There are three separate tracks at Saratoga: an outer, dirt track of 1 1/8 miles in circumference; a 1 mile inner turf track, and a shorter inner track used for steeplechase racing.  Races in the season are held six days a week.

We spent two days at the track, watching the races and took a walking tour of the facilities.  It was a very pleasant experience but we felt no particular compulsion to make any bets.  It was clear that there is no way to systematically play a horse race, unlike a casino game.  For example, at one point the main track was too wet so the horses were switched to the inner turf track, which would mean that the odds for the horses, which had been calculated based on their running on a dirt track, were now pretty meaningless.  Given Saratoga's traditional cruelty to race favourites, it seems like throwing money away.
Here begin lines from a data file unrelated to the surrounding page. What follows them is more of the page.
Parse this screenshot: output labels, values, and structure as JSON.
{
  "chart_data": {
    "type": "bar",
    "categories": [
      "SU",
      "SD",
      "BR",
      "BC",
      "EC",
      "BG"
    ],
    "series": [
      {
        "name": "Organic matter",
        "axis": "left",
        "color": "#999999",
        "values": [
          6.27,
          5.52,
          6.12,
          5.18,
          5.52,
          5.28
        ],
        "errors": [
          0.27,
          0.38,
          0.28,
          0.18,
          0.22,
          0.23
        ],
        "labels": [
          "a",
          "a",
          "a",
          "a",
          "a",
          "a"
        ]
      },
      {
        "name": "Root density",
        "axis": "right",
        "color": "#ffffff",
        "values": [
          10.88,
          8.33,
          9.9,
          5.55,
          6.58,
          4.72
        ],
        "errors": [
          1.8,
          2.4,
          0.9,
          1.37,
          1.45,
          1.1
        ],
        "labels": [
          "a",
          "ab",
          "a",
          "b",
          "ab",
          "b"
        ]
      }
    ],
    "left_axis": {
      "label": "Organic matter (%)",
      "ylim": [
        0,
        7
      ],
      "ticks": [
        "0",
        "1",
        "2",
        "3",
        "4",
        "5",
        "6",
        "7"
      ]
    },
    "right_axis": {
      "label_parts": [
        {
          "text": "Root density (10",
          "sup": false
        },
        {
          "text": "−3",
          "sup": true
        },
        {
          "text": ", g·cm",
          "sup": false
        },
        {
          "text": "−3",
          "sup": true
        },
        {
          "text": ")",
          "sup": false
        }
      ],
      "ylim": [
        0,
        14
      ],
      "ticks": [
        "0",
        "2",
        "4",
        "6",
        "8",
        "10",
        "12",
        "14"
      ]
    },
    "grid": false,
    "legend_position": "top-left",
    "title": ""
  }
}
On the other hand, there was a lot to look at, from some entertainers singing some 1940s big band songs, to watching the horses being exercised, to enjoying a wood-fired pizza.  There are some displays related to racing history, and you can get a look at the area where all the racing silks are stored.  It is a good place for women to buy fancy hats too.

A short walk away from the Race Course is the National Museum of Racing and the Racing Hall of Fame.  Established in Saratoga Springs in 1951, it moved to its current location in 1955.  The Hall of Fame is the main emphasis, highlighting horses, jockeys, trainers, and owners, but there are fine exhibits about the history of horse racing in America.  When we were there a special exhibit on the life and times of Man o' War was on display.

Walking up the museum, you will see a long line of jockey figures.  Each is dressed in the colours of a particular stable that has horses racing at the track.